We’ll be getting some updated unemployment numbers soon, but Reuters warmed up with some decidedly mixed news about big layoffs at American companies:
Employers announced 40,430 job cuts this month, up 24.2 percent from 32,556 in December, according to the report from consultants Challenger, Gray & Christmas, Inc.
But January’s job cuts were down almost the same amount from the same time a year ago, declining 24.4 percent from 53,486 in January 2011. It was the third lowest number of January lay-offs recorded by Challenger going back to 1993.
“The relatively low job-cut totals we have seen for the last couple of months indicate that employers do not foresee a prolonged decline in economic activity,” John Challenger, chief executive officer of Challenger, Gray & Christmas, said in a statement.
Hmm. Big layoffs are up 24 percent from last month, but down 24 percent from last year, and that means employers don’t think there’s going to be a prolonged decline in economic activity? Of course, these numbers and attitudes were compiled before the fourth quarter chugged in with negative growth.
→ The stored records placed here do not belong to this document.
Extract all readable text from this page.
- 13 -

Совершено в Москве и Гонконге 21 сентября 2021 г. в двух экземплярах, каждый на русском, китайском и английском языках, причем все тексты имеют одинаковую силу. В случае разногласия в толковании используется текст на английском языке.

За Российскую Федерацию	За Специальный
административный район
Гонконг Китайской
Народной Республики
Is losing some jobs while creating others automatically a good thing? That would depend on what sort of jobs are being gained and lost. The news becomes less cheerful if higher-paying professional jobs are vanishing, while low-wage and part-time jobs proliferate:
The financial and retail sectors lost the most workers. Financial firms cut 8,578 workers, while retail companies dropped 6,676 jobs.
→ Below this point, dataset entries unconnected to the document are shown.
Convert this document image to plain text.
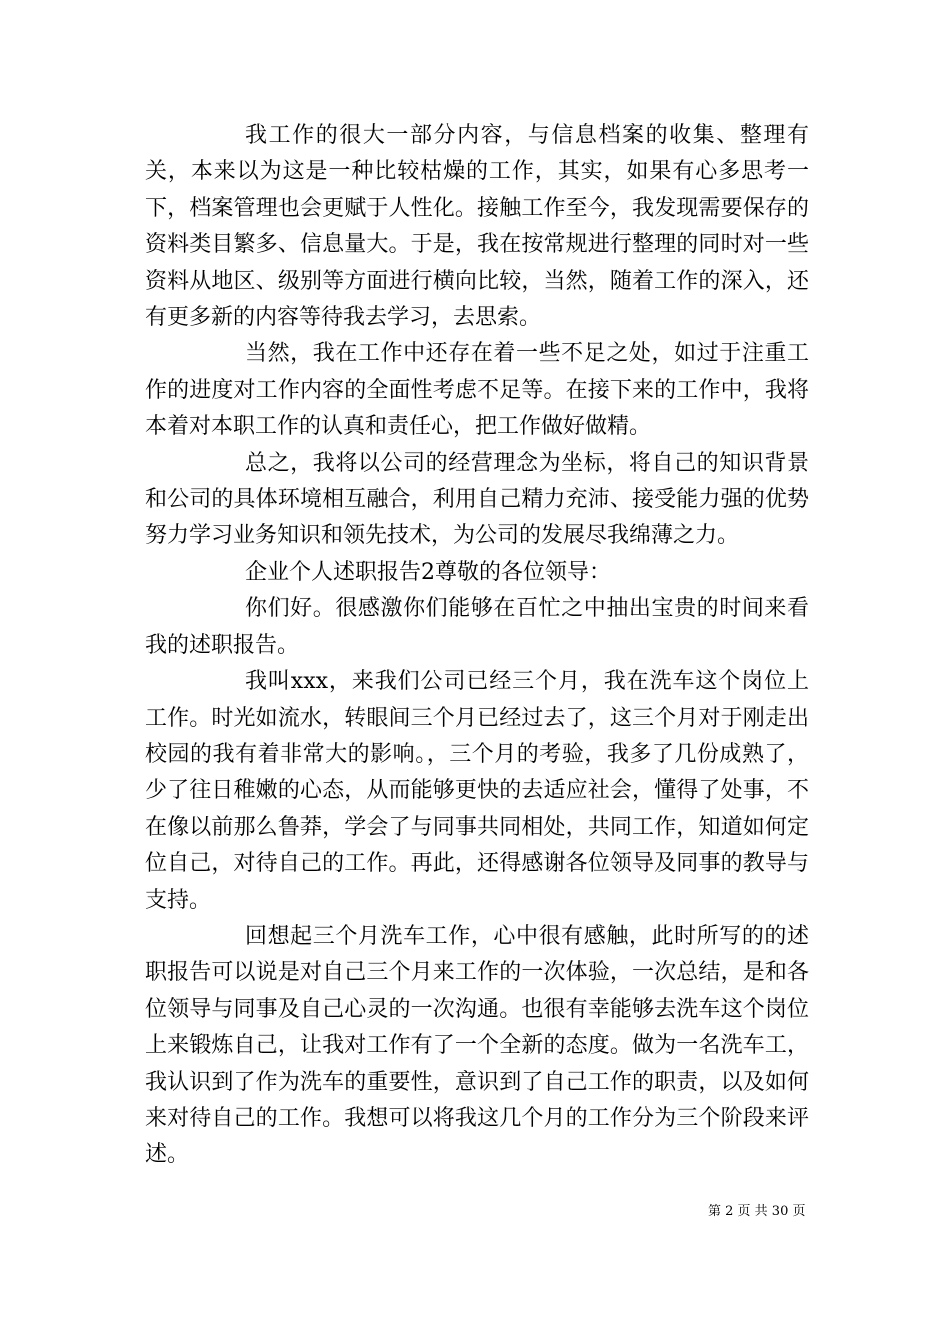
我工作的很大一部分内容，与信息档案的收集、整理有关，本来以为这是一种比较枯燥的工作，其实，如果有心多思考一下，档案管理也会更赋于人性化。接触工作至今，我发现需要保存的资料类目繁多、信息量大。于是，我在按常规进行整理的同时对一些资料从地区、级别等方面进行横向比较，当然，随着工作的深入，还有更多新的内容等待我去学习，去思索。

当然，我在工作中还存在着一些不足之处，如过于注重工作的进度对工作内容的全面性考虑不足等。在接下来的工作中，我将本着对本职工作的认真和责任心，把工作做好做精。

总之，我将以公司的经营理念为坐标，将自己的知识背景和公司的具体环境相互融合，利用自己精力充沛、接受能力强的优势努力学习业务知识和领先技术，为公司的发展尽我绵薄之力。

企业个人述职报告2尊敬的各位领导：

你们好。很感激你们能够在百忙之中抽出宝贵的时间来看我的述职报告。

我叫xxx，来我们公司已经三个月，我在洗车这个岗位上工作。时光如流水，转眼间三个月已经过去了，这三个月对于刚走出校园的我有着非常大的影响。，三个月的考验，我多了几份成熟了，少了往日稚嫩的心态，从而能够更快的去适应社会，懂得了处事，不在像以前那么鲁莽，学会了与同事共同相处，共同工作，知道如何定位自己，对待自己的工作。再此，还得感谢各位领导及同事的教导与支持。

回想起三个月洗车工作，心中很有感触，此时所写的的述职报告可以说是对自己三个月来工作的一次体验，一次总结，是和各位领导与同事及自己心灵的一次沟通。也很有幸能够去洗车这个岗位上来锻炼自己，让我对工作有了一个全新的态度。做为一名洗车工，我认识到了作为洗车的重要性，意识到了自己工作的职责，以及如何来对待自己的工作。我想可以将我这几个月的工作分为三个阶段来评述。

第 2 页 共 30 页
But at the same time, the retail industry announced plans to hire 54,000 employees. Overall hiring announcements climbed to 60,585 from 16,266 in December. Such announced plans account for only a small fraction of actual hiring in the economy, the survey said.
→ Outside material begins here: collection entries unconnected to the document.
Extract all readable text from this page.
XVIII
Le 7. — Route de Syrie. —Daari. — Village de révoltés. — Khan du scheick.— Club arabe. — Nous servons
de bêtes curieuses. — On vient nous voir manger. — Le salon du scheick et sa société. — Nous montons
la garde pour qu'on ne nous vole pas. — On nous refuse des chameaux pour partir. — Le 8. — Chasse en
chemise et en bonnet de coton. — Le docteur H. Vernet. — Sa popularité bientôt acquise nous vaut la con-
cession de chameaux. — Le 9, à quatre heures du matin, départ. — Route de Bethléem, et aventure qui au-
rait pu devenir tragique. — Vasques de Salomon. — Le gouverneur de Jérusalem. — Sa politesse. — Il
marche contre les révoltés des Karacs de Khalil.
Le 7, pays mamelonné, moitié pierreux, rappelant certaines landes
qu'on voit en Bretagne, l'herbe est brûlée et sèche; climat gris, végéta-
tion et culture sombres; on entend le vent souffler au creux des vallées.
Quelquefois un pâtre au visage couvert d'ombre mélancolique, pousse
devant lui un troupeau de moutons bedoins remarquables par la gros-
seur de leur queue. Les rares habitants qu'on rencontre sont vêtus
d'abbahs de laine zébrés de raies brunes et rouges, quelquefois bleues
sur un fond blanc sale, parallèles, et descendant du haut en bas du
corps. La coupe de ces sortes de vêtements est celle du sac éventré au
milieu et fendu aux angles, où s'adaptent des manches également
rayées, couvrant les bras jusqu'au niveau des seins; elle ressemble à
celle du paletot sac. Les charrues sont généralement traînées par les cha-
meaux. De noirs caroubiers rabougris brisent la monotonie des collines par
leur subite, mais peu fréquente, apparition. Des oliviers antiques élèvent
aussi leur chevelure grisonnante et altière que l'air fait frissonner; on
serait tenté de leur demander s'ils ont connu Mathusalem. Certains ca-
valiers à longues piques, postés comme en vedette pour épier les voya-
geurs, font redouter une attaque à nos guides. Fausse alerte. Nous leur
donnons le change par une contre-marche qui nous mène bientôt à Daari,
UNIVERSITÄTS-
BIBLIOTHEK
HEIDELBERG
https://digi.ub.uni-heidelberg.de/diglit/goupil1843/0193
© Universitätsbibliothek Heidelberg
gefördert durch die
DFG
Right after the Reuters article appeared, Daimler announced it could be laying off 1,200 people from three plants in the Charlotte, North Carolina area, so we’d better toss them on the pile of vanished career positions, unless the layoffs prove to be as “temporary” as the company hopes.
Rapid movement in the employment sector can be viewed as creative destruction, with resources shifting to exploit new opportunities. But it’s less encouraging when senior, long-term positions are erased, to be replaced with less desirable short-term and part-time jobs. Jobless claims surged last week, after spending a year bouncing above and below a dismal baseline. It remains to be seen what sort of work those people will find when they re-enter the workforce… and how long it takes for some of them to do that. Because the other big problem with an intense cycle of job destruction and creation occurs when a relatively small portion of the workforce is losing and regaining all the jobs.